Um chão interno que não depende de tudo estar dando certo por fora.

✨ Reconhecimento das próprias qualidades

Nomear o que ele tem de bom — algo que quase nenhum adolescente consegue fazer sozinho.

✨ Compreensão e expressão das emoções

Dar nome ao que se sente é o que transforma um peso difuso em algo com o qual se pode lidar.

✨ Um olhar mais acolhedor para si mesmo

Trocar a voz interna que cobra por uma que acompanha.

O objetivo não é apagar a história dele. É ajudá-lo a olhar para ela e entender uma coisa:

"Ele não precisa ser definido pelas dores que viveu."

Quando um adolescente aprende a se conhecer, a se respeitar e a reconhecer o próprio valor, ele para de enfrentar a ansiedade com as mãos vazias. Passa a ter recursos — para as emoções, para os relacionamentos e para os desafios que ainda vêm.

"E se ele não quiser ir?"

É a pergunta que mais me fazem, e ela é justa. Muitos chegam contrariados, de braços cruzados, decididos a não falar. É comum, é esperado e não impede nada.

Mas tem uma coisa que costuma tirar um peso enorme de quem me procura: a primeira conversa é com você, não com ele.

Antes de qualquer sessão, eu escuto a mãe. O que você observa, o que mudou, há quanto tempo, o que já tentou. Você não precisa chegar com o seu filho convencido — nem com ele, aliás. Precisa chegar você, e a gente pensa junto o primeiro passo.

Quando ele entra, não precisa chegar convencido. Precisa chegar. A resistência costuma ser medo de julgamento, e ela cede quando ele percebe que ali ninguém vai levar recado para casa nem transformar o que ele disser em bronca. O vínculo é construído no ritmo dele.

Atendo adolescentes a partir dos 13 anos, presencialmente em Costa Rica/MS e Chapadão do Sul, e também online.
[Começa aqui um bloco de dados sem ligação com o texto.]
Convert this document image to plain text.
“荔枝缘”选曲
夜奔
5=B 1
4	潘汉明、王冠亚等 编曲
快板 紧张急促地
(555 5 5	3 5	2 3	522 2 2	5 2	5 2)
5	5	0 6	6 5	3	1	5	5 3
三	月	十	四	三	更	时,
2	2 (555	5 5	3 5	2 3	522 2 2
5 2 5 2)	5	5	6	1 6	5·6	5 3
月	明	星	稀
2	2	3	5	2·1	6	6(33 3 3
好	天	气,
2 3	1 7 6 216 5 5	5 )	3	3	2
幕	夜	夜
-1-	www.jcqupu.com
Quando procurar ajuda imediata

Este acompanhamento é terapêutico e complementa o cuidado médico e psicológico — nunca o substitui. Se você percebe sinais de sofrimento intenso, marcas no corpo, falas sobre morte ou desistência, não espere pela próxima consulta de nada: procure atendimento imediato.

O CVV atende 24 horas, gratuitamente, no número 188, e também por chat no site cvv.org.br. Em emergência, procure o pronto-socorro ou o CAPS mais próximo.